Beth slapped the laptop shut, muttering under her breath. She had been working in Roger’s lab for two years now and it was always the same. He undermined her at every step. It wasn’t as though he was even a good supervisor. She wouldn’t get any real direction on her project if it weren’t for
Hibs.

‘Hey, steady on,’ said
Hibs. ‘It’s not the computer’s fault that our boss is an arse.’

‘How come you don’t get this kind of crap?’ Beth said to
Vik, who was in his first year of a PhD and seemed to be getting an easy ride of it so far.

Vik
shrugged. ‘Maybe it takes him a while to work up a vat of bile.’

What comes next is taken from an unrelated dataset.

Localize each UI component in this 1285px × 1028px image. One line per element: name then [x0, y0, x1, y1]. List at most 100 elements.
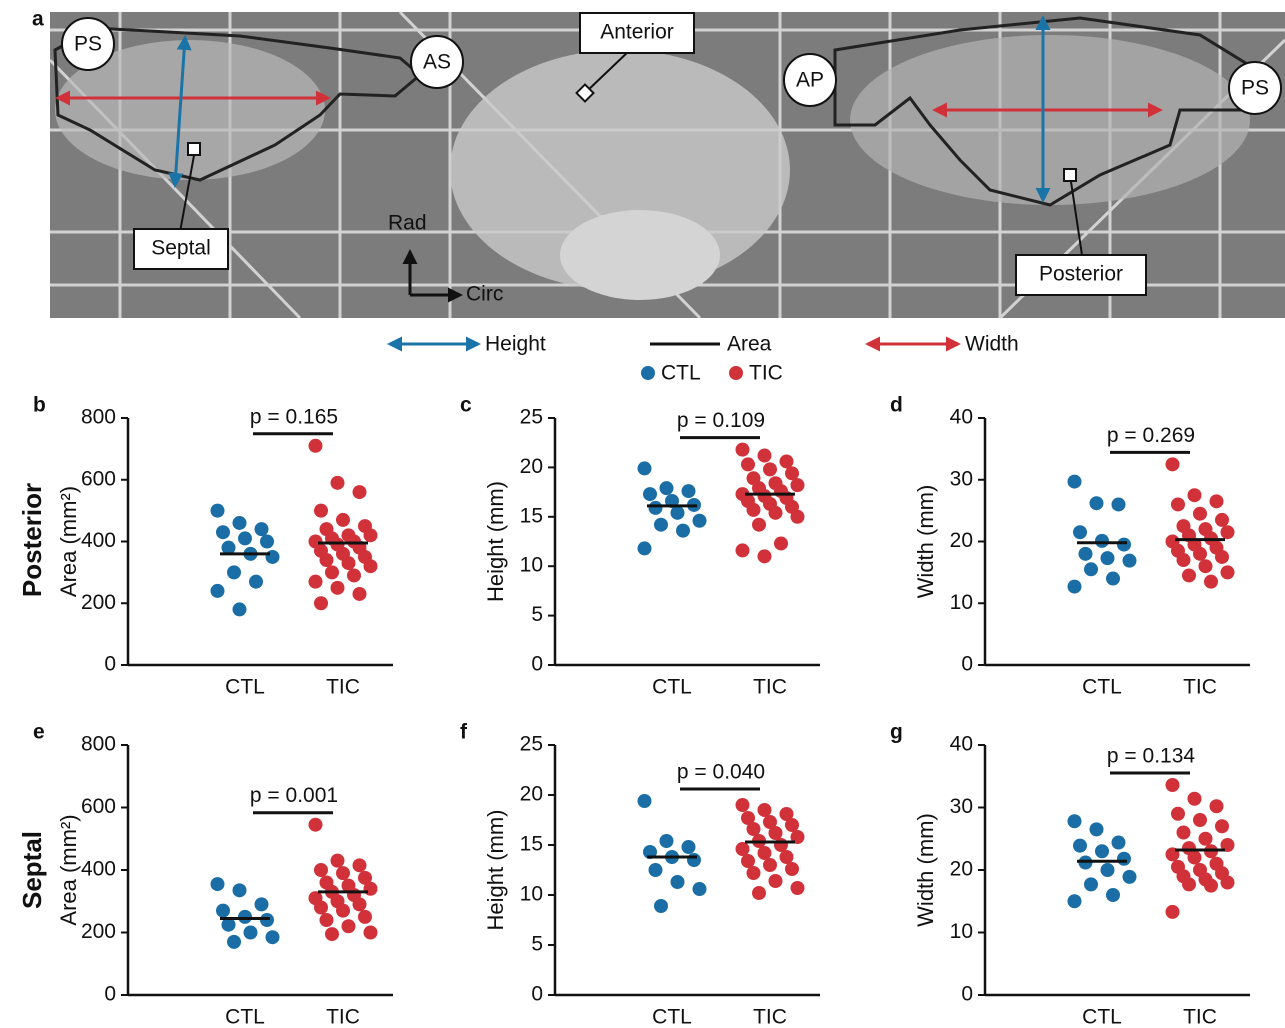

‘I think it’s because he doesn’t like women in the lab.’ The minute she said it, doubt niggled. It was all very well bringing out the sexism card, but was it true? Could she be sure it wasn’t just her that Roger didn’t rate?

‘He’s a bully,’ said Hibs. ‘You really should stand up
for yourself a bit more, Beth. You’re good at what you do. You know that.’

The environment at her work was so stifling, with its hierarchies and politics. It made her so angry. There must be less confrontational places to work. ‘Yeah, well, just wait until I get enough data to write up my thesis. I am
so
going to get into industry.’

Hibs
poured out fresh teas and coffees for all three of them. ‘What makes you think it’s any better out there?’ he asked as he put the drinks on a tray. ‘Get the door for me, will you, Vik.’

They trooped upstairs, past Roger’s office and into the lab. Beth paused to check her pigeonhole for post.
A card from Mum and Dad. A couple from friends from undergrad days, most of them joking about being a quarter of a century old. She raced through them, scanning to see who they were from and checking the envelopes twice, in case Gordon had sent the card home for someone to post. Nothing.